Les éleveurs ont commencé à axer leur sélection génétique sur le développement du potentiel laitier. L'idée est de disposer d'un troupeau capable de réagir vite le jour où le marché demandera des volumes supplémentaires. « Mais il faudra que ce lait soit correctement payé », précise Simon. Cette stratégie peut aussi permettre de produire le même volume de lait avec moins de vaches. L'objectif est de passer progressivement de 7 000 à 8 000 kg de lait/vache, sans augmenter le coût de production.
Par ailleurs, produire plus de lait impliquerait aussi de travailler davantage. Et le couple estime que la charge actuelle est suffisante. Reste la contrainte environnementale, qui risque de brider le développement de la production.
Les opportunités d'augmentation dépendront encore de la laiterie. Le lait est collecté par la Silav, une petite entreprise appartenant à Senoble et Laïta à 50/50. Un contrat a été proposé et une association d'éleveurs continuait de négocier certaines clauses en juillet. Simon est sceptique face à la sécurité dont les producteurs sont supposés bénéficier grâce aux contrats. « Les éleveurs qui travaillent avec le volailler Doux ont tous signé un contrat. Et ils attendent d'être payés. »

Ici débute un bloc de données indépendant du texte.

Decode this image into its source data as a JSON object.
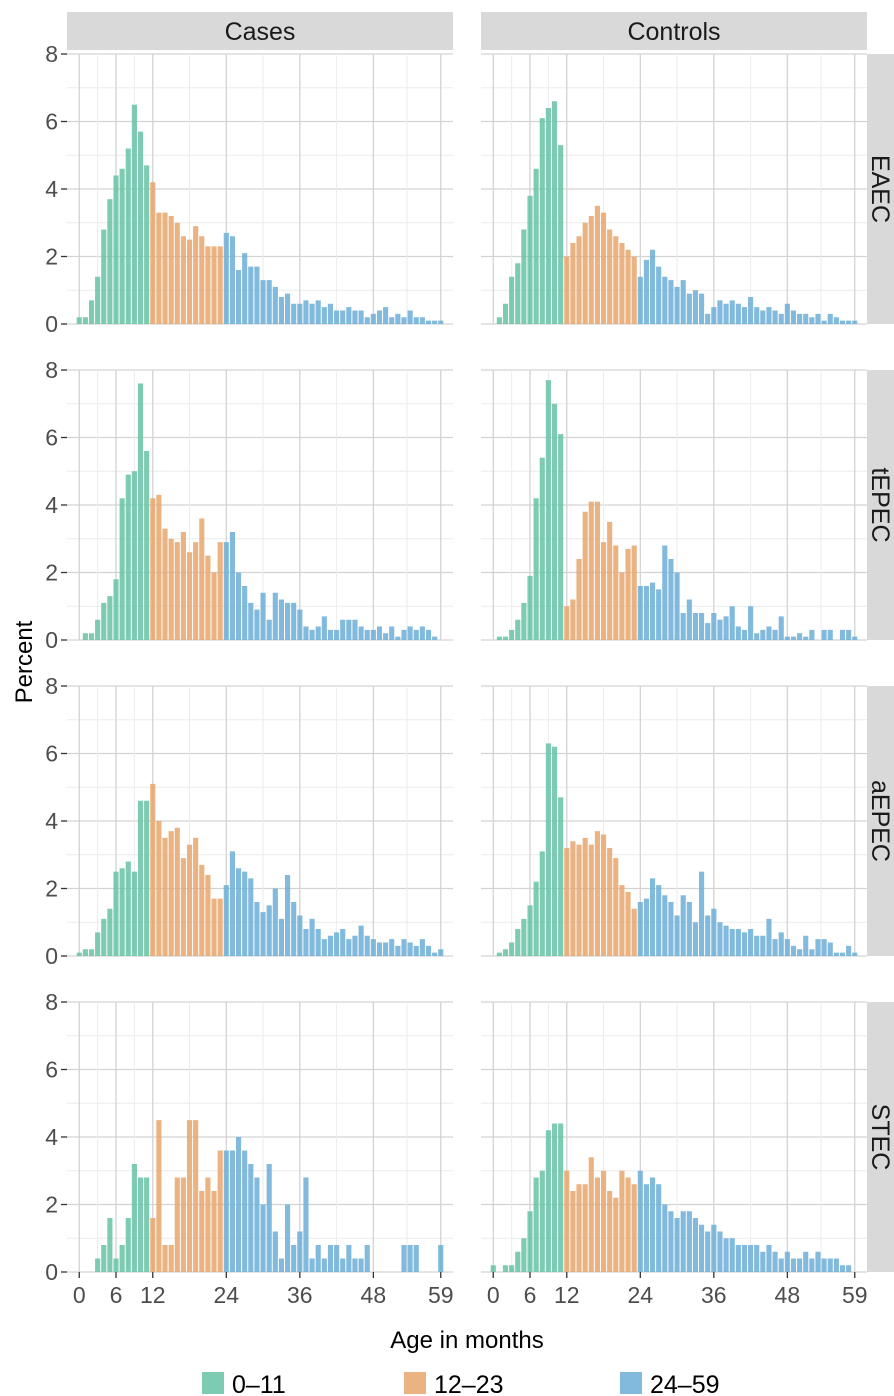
{
  "chart_data": {
    "type": "bar",
    "xlabel": "Age in months",
    "ylabel": "Percent",
    "xlim": [
      -2,
      61
    ],
    "ylim": [
      0,
      8
    ],
    "x_ticks": [
      0,
      6,
      12,
      24,
      36,
      48,
      59
    ],
    "y_ticks": [
      0,
      2,
      4,
      6,
      8
    ],
    "columns": [
      "Cases",
      "Controls"
    ],
    "rows": [
      "EAEC",
      "tEPEC",
      "aEPEC",
      "STEC"
    ],
    "legend": {
      "position": "bottom",
      "items": [
        {
          "label": "0–11",
          "color": "#66c2a5"
        },
        {
          "label": "12–23",
          "color": "#e8a46c"
        },
        {
          "label": "24–59",
          "color": "#6baed6"
        }
      ]
    },
    "group_breaks": [
      12,
      24
    ],
    "grid": true,
    "x": [
      0,
      1,
      2,
      3,
      4,
      5,
      6,
      7,
      8,
      9,
      10,
      11,
      12,
      13,
      14,
      15,
      16,
      17,
      18,
      19,
      20,
      21,
      22,
      23,
      24,
      25,
      26,
      27,
      28,
      29,
      30,
      31,
      32,
      33,
      34,
      35,
      36,
      37,
      38,
      39,
      40,
      41,
      42,
      43,
      44,
      45,
      46,
      47,
      48,
      49,
      50,
      51,
      52,
      53,
      54,
      55,
      56,
      57,
      58,
      59
    ],
    "panels": [
      {
        "row": "EAEC",
        "column": "Cases",
        "values": [
          0.2,
          0.2,
          0.7,
          1.4,
          2.8,
          3.7,
          4.4,
          4.6,
          5.2,
          6.5,
          5.7,
          4.7,
          4.2,
          3.3,
          3.3,
          3.2,
          3.0,
          2.6,
          2.5,
          2.9,
          2.6,
          2.3,
          2.3,
          2.3,
          2.7,
          2.6,
          1.6,
          2.1,
          1.7,
          1.7,
          1.3,
          1.3,
          1.1,
          0.8,
          0.9,
          0.6,
          0.6,
          0.7,
          0.6,
          0.7,
          0.5,
          0.6,
          0.4,
          0.4,
          0.5,
          0.4,
          0.4,
          0.2,
          0.3,
          0.4,
          0.5,
          0.2,
          0.3,
          0.2,
          0.4,
          0.2,
          0.2,
          0.1,
          0.1,
          0.1
        ]
      },
      {
        "row": "EAEC",
        "column": "Controls",
        "values": [
          0,
          0.2,
          0.6,
          1.4,
          1.8,
          2.8,
          3.8,
          4.6,
          6.1,
          6.4,
          6.6,
          5.3,
          2.0,
          2.4,
          2.6,
          3.0,
          3.2,
          3.5,
          3.3,
          2.8,
          2.6,
          2.4,
          2.2,
          2.0,
          1.4,
          1.9,
          2.2,
          1.7,
          1.4,
          1.3,
          1.1,
          1.3,
          0.9,
          1.0,
          0.9,
          0.3,
          0.5,
          0.7,
          0.6,
          0.7,
          0.6,
          0.5,
          0.8,
          0.5,
          0.4,
          0.5,
          0.4,
          0.3,
          0.6,
          0.4,
          0.3,
          0.3,
          0.2,
          0.3,
          0.1,
          0.3,
          0.2,
          0.1,
          0.1,
          0.1
        ]
      },
      {
        "row": "tEPEC",
        "column": "Cases",
        "values": [
          0,
          0.2,
          0.2,
          0.6,
          1.1,
          1.3,
          1.8,
          4.2,
          4.9,
          5.0,
          7.6,
          5.6,
          4.2,
          4.3,
          3.3,
          3.0,
          2.9,
          3.2,
          2.6,
          2.9,
          3.6,
          2.5,
          2.0,
          2.9,
          2.9,
          3.2,
          2.0,
          1.6,
          1.1,
          0.9,
          1.4,
          0.6,
          1.4,
          1.2,
          1.1,
          1.1,
          0.9,
          0.4,
          0.3,
          0.4,
          0.7,
          0.3,
          0.3,
          0.6,
          0.6,
          0.6,
          0.4,
          0.3,
          0.3,
          0.4,
          0.2,
          0.4,
          0.1,
          0.3,
          0.4,
          0.3,
          0.4,
          0.3,
          0.1,
          0
        ]
      },
      {
        "row": "tEPEC",
        "column": "Controls",
        "values": [
          0,
          0.1,
          0.1,
          0.3,
          0.6,
          1.1,
          1.9,
          4.2,
          5.4,
          7.7,
          7.0,
          6.1,
          1.0,
          1.2,
          2.4,
          3.8,
          4.1,
          4.1,
          2.9,
          3.5,
          2.8,
          2.0,
          2.7,
          2.8,
          1.6,
          1.6,
          1.7,
          1.5,
          2.8,
          2.4,
          2.0,
          0.8,
          1.2,
          0.8,
          0.8,
          0.5,
          0.8,
          0.6,
          0.7,
          1.0,
          0.4,
          0.3,
          1.0,
          0.2,
          0.3,
          0.4,
          0.3,
          0.7,
          0.1,
          0.1,
          0.2,
          0.1,
          0.3,
          0,
          0.3,
          0.3,
          0,
          0.3,
          0.3,
          0.1
        ]
      },
      {
        "row": "aEPEC",
        "column": "Cases",
        "values": [
          0.1,
          0.2,
          0.2,
          0.7,
          1.1,
          1.4,
          2.5,
          2.6,
          2.8,
          2.5,
          4.6,
          4.6,
          5.1,
          4.0,
          3.5,
          3.7,
          3.8,
          2.9,
          3.3,
          3.5,
          2.7,
          2.4,
          1.7,
          1.7,
          2.1,
          3.1,
          2.6,
          2.5,
          2.3,
          1.6,
          1.3,
          1.5,
          2.0,
          1.1,
          2.4,
          1.6,
          1.2,
          0.8,
          1.1,
          0.8,
          0.5,
          0.6,
          0.7,
          0.8,
          0.5,
          0.6,
          0.9,
          0.6,
          0.5,
          0.4,
          0.4,
          0.5,
          0.3,
          0.5,
          0.4,
          0.3,
          0.5,
          0.3,
          0.1,
          0.2
        ]
      },
      {
        "row": "aEPEC",
        "column": "Controls",
        "values": [
          0,
          0.1,
          0.2,
          0.4,
          0.8,
          1.1,
          1.5,
          2.2,
          3.1,
          6.3,
          6.2,
          4.7,
          3.2,
          3.4,
          3.3,
          3.5,
          3.3,
          3.7,
          3.6,
          3.2,
          2.9,
          2.1,
          1.9,
          1.4,
          1.6,
          1.7,
          2.3,
          2.1,
          1.8,
          1.6,
          1.2,
          1.8,
          1.6,
          1.0,
          2.5,
          1.2,
          1.4,
          1.0,
          0.9,
          0.8,
          0.8,
          0.7,
          0.8,
          0.6,
          0.6,
          1.1,
          0.5,
          0.7,
          0.5,
          0.3,
          0.2,
          0.6,
          0.2,
          0.5,
          0.5,
          0.4,
          0.1,
          0.1,
          0.3,
          0.1
        ]
      },
      {
        "row": "STEC",
        "column": "Cases",
        "values": [
          0,
          0,
          0,
          0.4,
          0.8,
          1.6,
          0.4,
          0.8,
          1.6,
          3.2,
          2.8,
          2.8,
          1.6,
          4.5,
          0.8,
          0.8,
          2.8,
          2.8,
          4.5,
          4.5,
          2.4,
          2.8,
          2.4,
          3.6,
          3.6,
          3.6,
          4.0,
          3.6,
          3.2,
          2.8,
          2.0,
          3.2,
          1.2,
          0.4,
          2.0,
          0.8,
          1.2,
          2.8,
          0.4,
          0.8,
          0.4,
          0.8,
          0.8,
          0.4,
          0.8,
          0.4,
          0.4,
          0.8,
          0,
          0,
          0,
          0,
          0,
          0.8,
          0.8,
          0.8,
          0,
          0,
          0,
          0.8
        ]
      },
      {
        "row": "STEC",
        "column": "Controls",
        "values": [
          0.2,
          0,
          0.2,
          0.2,
          0.6,
          1.0,
          1.8,
          2.8,
          3.0,
          4.2,
          4.4,
          4.4,
          3.0,
          2.4,
          2.6,
          2.6,
          3.4,
          2.8,
          3.0,
          2.4,
          2.2,
          3.0,
          2.8,
          2.6,
          3.0,
          2.6,
          2.8,
          2.6,
          2.0,
          1.8,
          1.6,
          1.8,
          1.8,
          1.6,
          1.4,
          1.2,
          1.4,
          1.2,
          1.0,
          1.0,
          0.8,
          0.8,
          0.8,
          0.8,
          0.6,
          0.8,
          0.6,
          0.4,
          0.6,
          0.4,
          0.4,
          0.6,
          0.4,
          0.6,
          0.4,
          0.4,
          0.4,
          0.2,
          0.2,
          0
        ]
      }
    ]
  }
}
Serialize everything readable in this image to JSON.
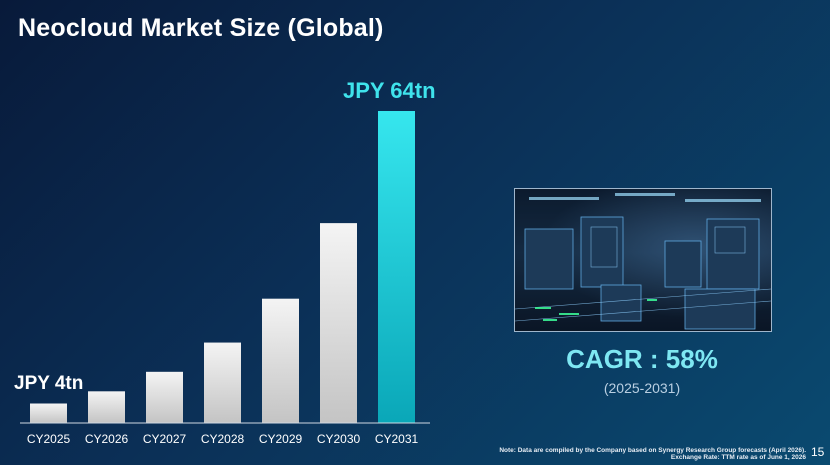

La laiterie, dirigée par Laïta, a adopté un système de prix et volumes différenciés. Sur les derniers mois, l'écart entre les deux tourne entre 30 et 35 €/1 000 l. Cette stratégie n'incite pas les éleveurs à produire plus de lait.
« CERTAINS ANIMAUX SONT DESTINÉS AU CROISEMENT INDUSTRIEL »
« Avec le risque de baisse du prix du lait, il nous semble intéressant de chercher à gagner sur le produit viande. » Désormais, les éleveurs conservent vingt vaches et autant de génisses pour assurer le renouvellement. Elles seront accouplées avec des taureaux au potentiel laitier élevé. Les autres seront destinées au croisement industriel avec des taureaux blanc-bleu-belges. Cela permettra de mieux valoriser une trentaine de veaux. Aujourd'hui, ce type de croisé se négocie à 380 € contre 150 € pour un montbéliard.
Le bâtiment des génisses, qui accueille aussi les taries, offre 38 places. C'est un peu juste en hiver. Laurence et Simon envisagent de l'agrandir. Ils pourront ainsi constituer des lots d'animaux en fonction de leur âge et optimiser la conduite. L'aménagement du bâtiment des vaches en logettes est une autre évolution en cours de réflexion. « Nous n'avons pas de pénalités pour la qualité du lait, mais je passe beaucoup de temps à nettoyer les mamelles en hiver », souligne Laurence. Dans ce cas, les éleveurs devraient construire une fumière alors qu'actuellement, le fumier de litière accumulée est stocké au champ.
Au moment d'aborder la quarantaine, le couple est un peu désabusé par ce manque de perspectives. Ils aimeraient avoir des projets. Les annuités des prêts diminuent. Il restera 20 000 € (annuités et frais financiers) en 2015, 9 400 € en 2016. Mais hormis les adaptations mentionnées plus haut, Laurence et Simon ne voient qu'une ligne directrice : continuer à travailler comme ils le font depuis une dizaine d'années.
PASCALE LE CANN
Simon ne rechigne pas à passer du temps pour valoriser le pâturage au fil avant.
Laurence et Simon ont réalisé des plantations pour aménager les abords des bâtiments.
Laurence a adopté la technique du lait yoghourt pour nourrir les veaux. Les diarrhées ne sont plus un problème. Et même si cela exige un travail minutieux, elle ne regrette pas cette option.
Si les éleveurs apprécient les qualités des montbéliardes, Laurence regrette néanmoins leur nervosité, surtout pendant la traite en été.
La distribution de la ration se fait très simplement. À la désileuse d'abord, puis Simon donne le complément manuellement.
Laurence et Simon consacrent du temps à la réflexion, notamment en étudiant les résultats et en discutant des projets avec leur conseiller, Robert Flohic, de BCEL Ouest.